Sarah laughed, coming to sit beside me. “Very true. There’ll never come a day that I won’t be there to save you or your sisters. I promise.” She pushed my dark hair behind my ear and gave me a watery smile. “You look so much like your mother.”
“Her name is under these notes.” I held the book out to her. “Is that her handwriting?”
Sarah seemed surprised by the question before focusing on the grimoire. “Yes, that’s her script. She always had much neater penmanship than I did.”
Younger me traced the cursive words with a single finger, brow furrowed. “I’ve never seen her writing before. It looks a lot like mine.”
Sarah smiled and pulled the book into her own lap. “Yes, it certainly does. We’ve all written notes and comments over the years, especially your mom. She had an obsession with researching obscure information and leaving notes in this book. Let’s see if we can find more from your mom.”
As the two sat closer so they could share the grimoire, the memory faded and I returned to the present. My cheeks burned from the tears streaming down my face, and my breathing was harsh. She was dying. The woman who’d stepped in without complaint when our mother died in childbirth, clinging to Sarah’s hand and begging her to take care of us. And she did; Sarah had raised us as her own. She’d fought for us and protected us for over two decades.
For minutes that lasted long past the point of comfort, I sobbed, quieting the sounds with my knees pressed to my face. We had so little family; losing Sarah would be a huge blow to my sisters and me. Coven be damned, their loss of a friend and mentor would never compare to what the three of us were about to have ripped away.
Without warning, a single solitary wolf howl sounded, breaking the silence of the night. A tingle raced down my spine as the lonely sound ripped through the air, a feeling of rightness and purpose. The thread tying me to Pup drew taut around my heart. Pulling me. Leading me once more. And I refused to deny it.
I stood on shaky legs and walked toward the single window, moving faster with each step. Throwing open the sash and screen, I hurried to crawl over the sill. My feet slipped on the tin of the overhang below, but I held on to the edge and caught my balance before letting go. Before rushing to escape.
I shuffled down the incline, careful and quiet. When I reached the edge of the little roof over the back porch, I hopped down and rolled through my landing. Relief washed over me as I felt the grass beneath me. Jumping to my feet, I looked over my shoulder. The house was dark, quiet in a way that spoke of death and not just sleep. The darkness made me shiver hard, the cold air not helping at all.
Within seconds, I was running south. Through trees, over sand, along the lake—my pace stayed steady and my feet flew. The dark and cold didn’t matter. I needed Pup, the handsome man with the missing surname. I needed the warmth his presence gave me. Needed the quiet comfort I’d found with him.

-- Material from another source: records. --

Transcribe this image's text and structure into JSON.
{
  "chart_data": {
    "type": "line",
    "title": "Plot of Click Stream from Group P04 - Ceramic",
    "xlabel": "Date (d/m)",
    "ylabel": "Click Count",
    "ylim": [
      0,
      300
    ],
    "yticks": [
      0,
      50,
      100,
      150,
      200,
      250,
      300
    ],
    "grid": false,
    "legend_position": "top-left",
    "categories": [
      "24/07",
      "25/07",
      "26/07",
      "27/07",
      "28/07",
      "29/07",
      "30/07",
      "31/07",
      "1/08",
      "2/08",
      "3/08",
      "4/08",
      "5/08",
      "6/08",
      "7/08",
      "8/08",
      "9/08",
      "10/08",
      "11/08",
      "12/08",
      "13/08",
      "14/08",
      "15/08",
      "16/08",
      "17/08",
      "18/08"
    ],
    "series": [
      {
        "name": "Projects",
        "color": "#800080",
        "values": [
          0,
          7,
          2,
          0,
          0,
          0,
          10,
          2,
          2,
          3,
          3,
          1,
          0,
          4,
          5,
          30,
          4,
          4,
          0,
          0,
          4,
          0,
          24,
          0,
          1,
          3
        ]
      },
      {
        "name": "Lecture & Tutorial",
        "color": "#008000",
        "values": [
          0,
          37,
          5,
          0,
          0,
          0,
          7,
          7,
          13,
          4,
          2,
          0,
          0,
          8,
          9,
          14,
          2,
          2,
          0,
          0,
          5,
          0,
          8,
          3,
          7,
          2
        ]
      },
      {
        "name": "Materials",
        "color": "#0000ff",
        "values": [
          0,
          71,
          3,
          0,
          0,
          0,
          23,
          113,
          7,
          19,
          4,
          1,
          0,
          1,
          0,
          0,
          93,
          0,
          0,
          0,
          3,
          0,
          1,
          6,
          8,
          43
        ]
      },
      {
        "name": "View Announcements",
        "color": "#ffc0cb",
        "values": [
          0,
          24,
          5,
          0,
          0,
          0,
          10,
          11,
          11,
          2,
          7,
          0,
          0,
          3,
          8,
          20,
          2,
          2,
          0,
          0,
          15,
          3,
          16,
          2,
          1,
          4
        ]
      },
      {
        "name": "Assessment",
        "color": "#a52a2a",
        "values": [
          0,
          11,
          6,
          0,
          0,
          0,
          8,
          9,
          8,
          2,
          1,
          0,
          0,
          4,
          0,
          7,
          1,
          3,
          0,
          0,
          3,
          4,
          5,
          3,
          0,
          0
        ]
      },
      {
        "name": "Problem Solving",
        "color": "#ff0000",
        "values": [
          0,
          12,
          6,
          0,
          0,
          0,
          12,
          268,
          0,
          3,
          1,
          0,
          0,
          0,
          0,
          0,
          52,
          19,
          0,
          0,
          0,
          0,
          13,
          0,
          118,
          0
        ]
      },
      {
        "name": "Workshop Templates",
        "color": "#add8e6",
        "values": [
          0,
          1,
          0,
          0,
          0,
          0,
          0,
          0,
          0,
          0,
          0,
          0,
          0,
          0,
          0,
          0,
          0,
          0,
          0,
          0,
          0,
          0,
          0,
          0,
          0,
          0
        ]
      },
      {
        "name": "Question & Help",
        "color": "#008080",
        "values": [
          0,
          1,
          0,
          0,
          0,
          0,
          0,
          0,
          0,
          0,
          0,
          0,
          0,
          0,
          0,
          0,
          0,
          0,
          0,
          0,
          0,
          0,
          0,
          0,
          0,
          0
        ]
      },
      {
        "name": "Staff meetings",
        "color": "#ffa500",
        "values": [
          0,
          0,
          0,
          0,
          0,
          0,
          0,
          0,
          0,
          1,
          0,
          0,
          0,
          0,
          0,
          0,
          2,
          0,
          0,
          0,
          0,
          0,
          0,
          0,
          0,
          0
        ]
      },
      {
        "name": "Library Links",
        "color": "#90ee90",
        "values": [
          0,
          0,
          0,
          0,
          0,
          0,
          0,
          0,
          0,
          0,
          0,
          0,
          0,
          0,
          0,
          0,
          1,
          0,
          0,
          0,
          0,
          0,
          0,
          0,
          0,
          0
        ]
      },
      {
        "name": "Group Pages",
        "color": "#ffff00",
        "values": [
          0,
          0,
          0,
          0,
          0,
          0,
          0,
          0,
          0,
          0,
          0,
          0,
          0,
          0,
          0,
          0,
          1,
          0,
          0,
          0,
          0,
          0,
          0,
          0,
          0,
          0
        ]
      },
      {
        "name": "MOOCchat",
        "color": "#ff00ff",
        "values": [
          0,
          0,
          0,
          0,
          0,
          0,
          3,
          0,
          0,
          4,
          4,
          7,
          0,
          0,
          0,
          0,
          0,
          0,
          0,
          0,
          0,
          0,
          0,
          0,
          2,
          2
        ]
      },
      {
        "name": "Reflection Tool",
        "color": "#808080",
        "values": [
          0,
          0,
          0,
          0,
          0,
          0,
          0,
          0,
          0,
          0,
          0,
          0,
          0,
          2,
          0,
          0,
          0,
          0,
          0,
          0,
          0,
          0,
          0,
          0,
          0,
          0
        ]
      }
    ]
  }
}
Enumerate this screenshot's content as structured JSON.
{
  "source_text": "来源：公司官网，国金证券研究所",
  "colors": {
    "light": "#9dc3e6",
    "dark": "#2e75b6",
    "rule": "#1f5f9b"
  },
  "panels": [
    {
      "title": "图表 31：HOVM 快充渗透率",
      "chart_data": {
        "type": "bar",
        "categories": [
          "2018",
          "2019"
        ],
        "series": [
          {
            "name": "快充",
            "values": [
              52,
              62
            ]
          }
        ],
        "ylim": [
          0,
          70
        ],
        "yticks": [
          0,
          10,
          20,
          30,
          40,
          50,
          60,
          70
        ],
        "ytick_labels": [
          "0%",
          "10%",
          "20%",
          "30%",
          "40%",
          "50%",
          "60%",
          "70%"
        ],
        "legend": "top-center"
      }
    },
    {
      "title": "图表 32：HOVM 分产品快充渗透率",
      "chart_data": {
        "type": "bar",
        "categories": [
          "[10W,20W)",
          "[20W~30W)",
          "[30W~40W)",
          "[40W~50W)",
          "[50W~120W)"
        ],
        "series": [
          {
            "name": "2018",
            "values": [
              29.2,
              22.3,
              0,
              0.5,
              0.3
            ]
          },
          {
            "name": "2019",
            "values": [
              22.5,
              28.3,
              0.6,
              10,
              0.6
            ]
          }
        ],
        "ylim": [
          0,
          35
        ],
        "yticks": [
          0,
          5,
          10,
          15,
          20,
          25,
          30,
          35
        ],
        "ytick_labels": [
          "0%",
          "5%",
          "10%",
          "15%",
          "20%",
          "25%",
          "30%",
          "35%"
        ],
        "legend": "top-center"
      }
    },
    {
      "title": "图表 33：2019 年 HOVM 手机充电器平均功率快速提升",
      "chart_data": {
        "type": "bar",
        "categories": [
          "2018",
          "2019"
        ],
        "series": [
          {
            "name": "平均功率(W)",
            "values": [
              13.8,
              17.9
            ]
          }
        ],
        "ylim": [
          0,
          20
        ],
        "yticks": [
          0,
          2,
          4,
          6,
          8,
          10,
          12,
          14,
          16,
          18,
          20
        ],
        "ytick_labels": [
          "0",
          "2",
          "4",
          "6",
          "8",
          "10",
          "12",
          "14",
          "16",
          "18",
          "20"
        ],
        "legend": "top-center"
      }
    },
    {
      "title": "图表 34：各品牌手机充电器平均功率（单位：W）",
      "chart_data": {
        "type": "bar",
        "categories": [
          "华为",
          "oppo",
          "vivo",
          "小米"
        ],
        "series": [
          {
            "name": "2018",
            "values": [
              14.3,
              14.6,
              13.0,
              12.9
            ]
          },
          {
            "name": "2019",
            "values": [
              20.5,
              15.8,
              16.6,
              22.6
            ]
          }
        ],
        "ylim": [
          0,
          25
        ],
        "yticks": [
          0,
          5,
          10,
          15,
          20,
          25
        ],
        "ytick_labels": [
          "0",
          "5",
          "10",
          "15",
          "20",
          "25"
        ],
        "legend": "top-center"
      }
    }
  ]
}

Everything within my soul told me I needed to be with him.
The camp was dark and quiet as I hurried through the tree line. And while I wondered briefly if I was intruding or trespassing where I didn’t belong, I also felt a sense of relief just knowing Pup and I were on the same property. And yet, I doubted. I stood and argued with myself over the best way to let him know I was there until a voice shattered the darkness.
“He’s sleeping, but I know he’d love to see you.”
Charlotte sat on the step leading to a cabin next to the one Pup was staying in. She wore a ridiculously large sweatshirt and pajama pants with what looked like dancing penguins printed on them. With her hair up in a ponytail and no makeup, she looked about sixteen.
“I’m sorry. I wasn’t going to bother—”
She waved me off. “Sure you were, but you faltered there at the end.”
I nodded. “I’m a little…confused tonight.”